A metallic hollow cylinder has a diameter of ##4.2 cm##. Along his axis there is a wire having a diameter of ##2.68 \mu m##(considering it as a hollow cylinder). Between the cylinder and the wire there is a voltage of ##855 V##.

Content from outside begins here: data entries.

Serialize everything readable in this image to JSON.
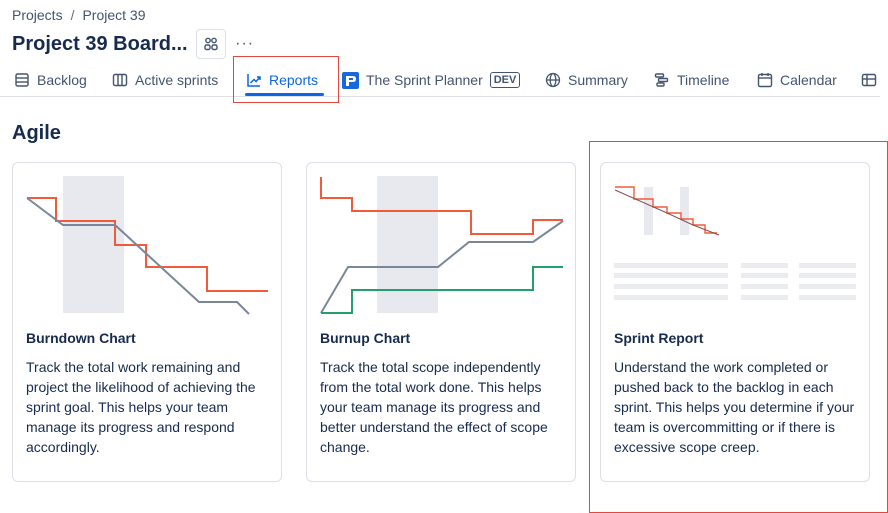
{
  "breadcrumb": {
    "items": [
      "Projects",
      "Project 39"
    ],
    "separator": "/"
  },
  "page": {
    "title": "Project 39 Board...",
    "more_label": "···"
  },
  "tabs": [
    {
      "label": "Backlog",
      "icon": "backlog-icon"
    },
    {
      "label": "Active sprints",
      "icon": "board-columns-icon"
    },
    {
      "label": "Reports",
      "icon": "trend-chart-icon",
      "active": true
    },
    {
      "label": "The Sprint Planner",
      "icon": "sprint-planner-app-icon",
      "badge": "DEV"
    },
    {
      "label": "Summary",
      "icon": "globe-icon"
    },
    {
      "label": "Timeline",
      "icon": "timeline-icon"
    },
    {
      "label": "Calendar",
      "icon": "calendar-icon"
    },
    {
      "label": "",
      "icon": "table-icon"
    }
  ],
  "section": {
    "title": "Agile"
  },
  "cards": [
    {
      "title": "Burndown Chart",
      "description": "Track the total work remaining and project the likelihood of achieving the sprint goal. This helps your team manage its progress and respond accordingly."
    },
    {
      "title": "Burnup Chart",
      "description": "Track the total scope independently from the total work done. This helps your team manage its progress and better understand the effect of scope change."
    },
    {
      "title": "Sprint Report",
      "description": "Understand the work completed or pushed back to the backlog in each sprint. This helps you determine if your team is overcommitting or if there is excessive scope creep."
    }
  ],
  "colors": {
    "accent": "#0c66e4",
    "highlight": "#e2483d",
    "scope_line": "#f15b3a",
    "work_line": "#7a869a",
    "done_line": "#22a06b"
  }
}
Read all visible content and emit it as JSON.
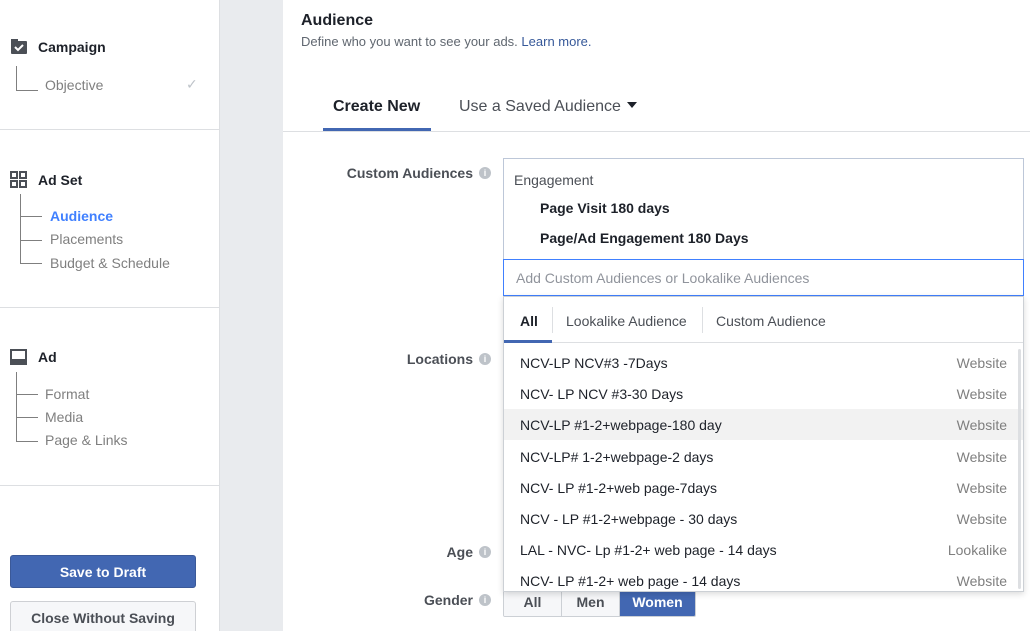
{
  "sidebar": {
    "campaign": {
      "title": "Campaign",
      "items": [
        {
          "label": "Objective"
        }
      ]
    },
    "ad_set": {
      "title": "Ad Set",
      "items": [
        {
          "label": "Audience"
        },
        {
          "label": "Placements"
        },
        {
          "label": "Budget & Schedule"
        }
      ]
    },
    "ad": {
      "title": "Ad",
      "items": [
        {
          "label": "Format"
        },
        {
          "label": "Media"
        },
        {
          "label": "Page & Links"
        }
      ]
    },
    "save_draft_label": "Save to Draft",
    "close_label": "Close Without Saving"
  },
  "main": {
    "title": "Audience",
    "subtitle": "Define who you want to see your ads.",
    "learn_more": "Learn more.",
    "tabs": {
      "create_new": "Create New",
      "saved": "Use a Saved Audience"
    },
    "labels": {
      "custom_audiences": "Custom Audiences",
      "locations": "Locations",
      "age": "Age",
      "gender": "Gender"
    },
    "custom_audiences": {
      "category": "Engagement",
      "selected": [
        "Page Visit 180 days",
        "Page/Ad Engagement 180 Days"
      ],
      "input_placeholder": "Add Custom Audiences or Lookalike Audiences"
    },
    "dropdown": {
      "tabs": [
        "All",
        "Lookalike Audience",
        "Custom Audience"
      ],
      "rows": [
        {
          "name": "NCV-LP NCV#3 -7Days",
          "type": "Website"
        },
        {
          "name": "NCV- LP NCV #3-30 Days",
          "type": "Website"
        },
        {
          "name": "NCV-LP #1-2+webpage-180 day",
          "type": "Website"
        },
        {
          "name": "NCV-LP# 1-2+webpage-2 days",
          "type": "Website"
        },
        {
          "name": "NCV- LP #1-2+web page-7days",
          "type": "Website"
        },
        {
          "name": "NCV - LP #1-2+webpage - 30 days",
          "type": "Website"
        },
        {
          "name": "LAL - NVC- Lp #1-2+ web page - 14 days",
          "type": "Lookalike"
        },
        {
          "name": "NCV- LP #1-2+ web page - 14 days",
          "type": "Website"
        }
      ]
    },
    "gender": {
      "options": [
        "All",
        "Men",
        "Women"
      ],
      "selected": "Women"
    }
  },
  "colors": {
    "accent": "#4267b2",
    "active_link": "#4080ff",
    "gutter": "#e9ebee"
  }
}
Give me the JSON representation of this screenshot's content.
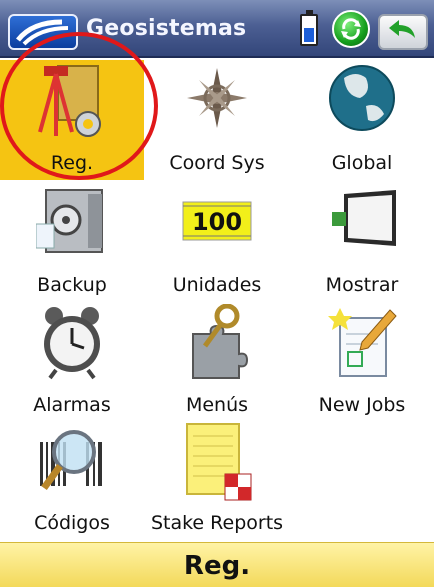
{
  "titlebar": {
    "title": "Geosistemas"
  },
  "grid": {
    "items": [
      {
        "label": "Reg.",
        "icon": "survey-tripod-gear-icon",
        "selected": true
      },
      {
        "label": "Coord Sys",
        "icon": "compass-rose-icon"
      },
      {
        "label": "Global",
        "icon": "globe-icon"
      },
      {
        "label": "Backup",
        "icon": "safe-vault-icon"
      },
      {
        "label": "Unidades",
        "icon": "ruler-100-icon",
        "ruler_value": "100"
      },
      {
        "label": "Mostrar",
        "icon": "display-monitor-icon"
      },
      {
        "label": "Alarmas",
        "icon": "alarm-clock-icon"
      },
      {
        "label": "Menús",
        "icon": "puzzle-key-icon"
      },
      {
        "label": "New Jobs",
        "icon": "new-document-pencil-icon"
      },
      {
        "label": "Códigos",
        "icon": "barcode-magnifier-icon"
      },
      {
        "label": "Stake Reports",
        "icon": "notepad-report-icon"
      }
    ]
  },
  "status": {
    "text": "Reg."
  },
  "colors": {
    "selected_bg": "#f5c412",
    "highlight_circle": "#e0181a",
    "status_bg": "#f3d95a",
    "titlebar_bg": "#4c5f93"
  }
}
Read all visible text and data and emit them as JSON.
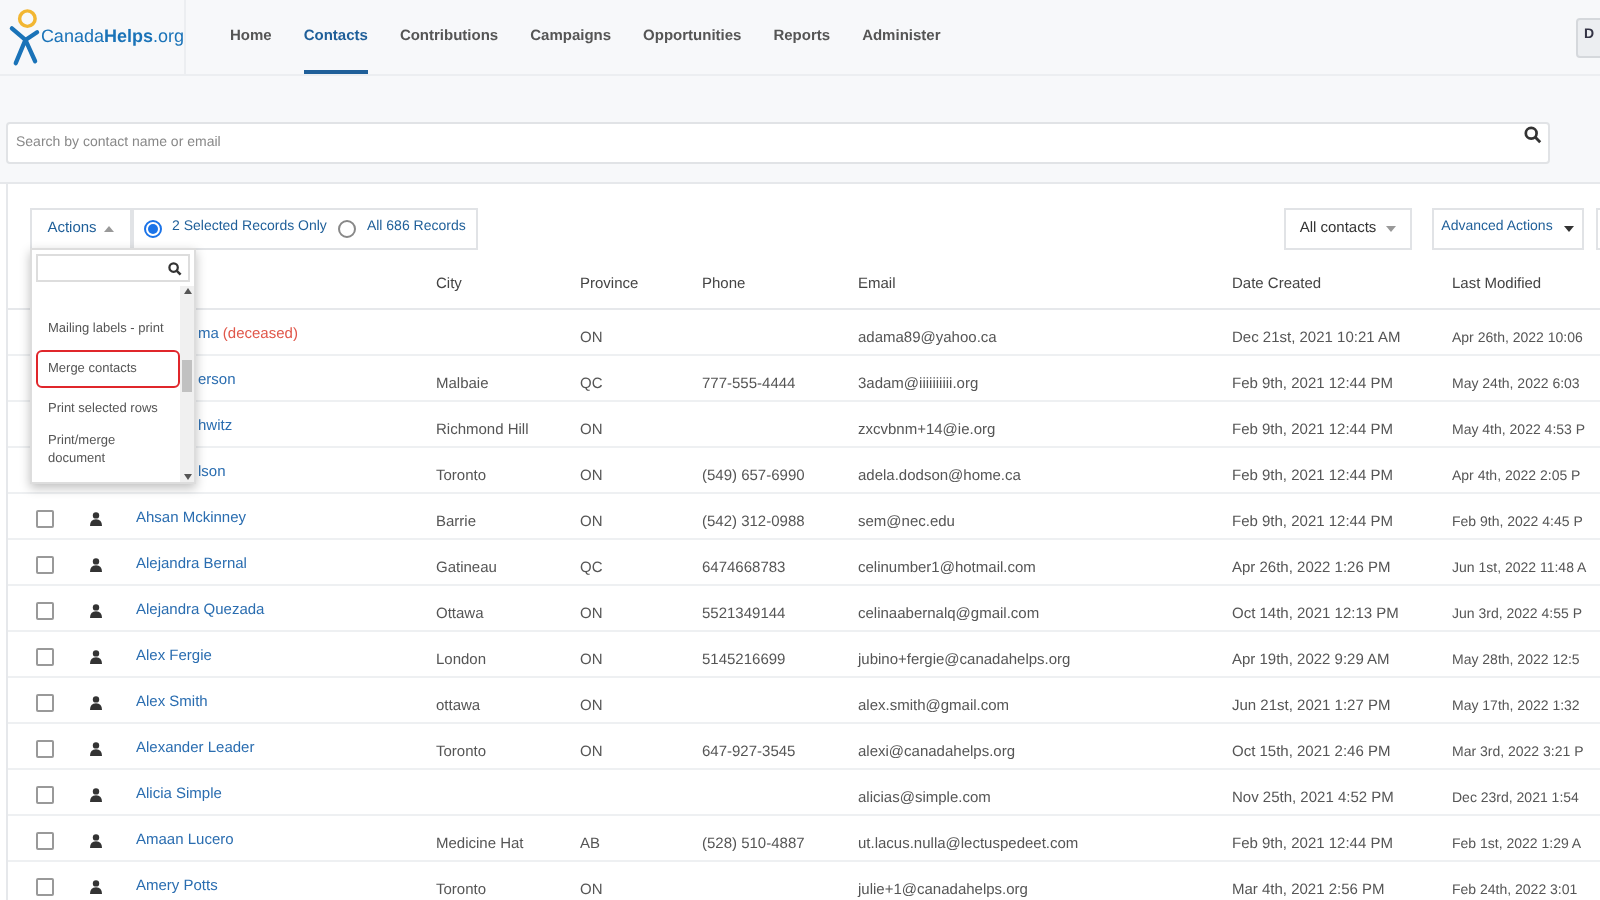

What is the electric field on the wire surface and the cylinder surface?

## Homework Equations

Electric potential:

##\int_{A}^{B} \vec E_0 \cdot d\vec l = V_0(A) - V_0(B)##

For a generic point ##P##

##V_0(x, y, z) = \int_A^P \vec E_0 \cdot d\vec l + V_0(A)##

## The Attempt at a Solution

First I got the radius from the diameters, so:

##D_1 = 2.68\mu m = 2.68 * 10^-6 m##

##D_2 = 4.2 cm = 4.2 * 10^-2 m##

##R_1 = 1.34 * 10^-6 m##

##R_2 = 2.1 * 10^-2 m##

At this point I know that ##V_0(R_1) - V_0(R_2) = 855 V##, so I have to use the first equation to find out ##E_0##. The problem is that I don't understand what ##E_0## I am calculating with this equation:

$$\int_{R_1}^{R_2} \vec E_0 \cdot d\vec l = V_0(R_1) - V_0(R_2)$$

Is it the wire surface? Or am I calculating the electric field inside the cylinder but outside the wire?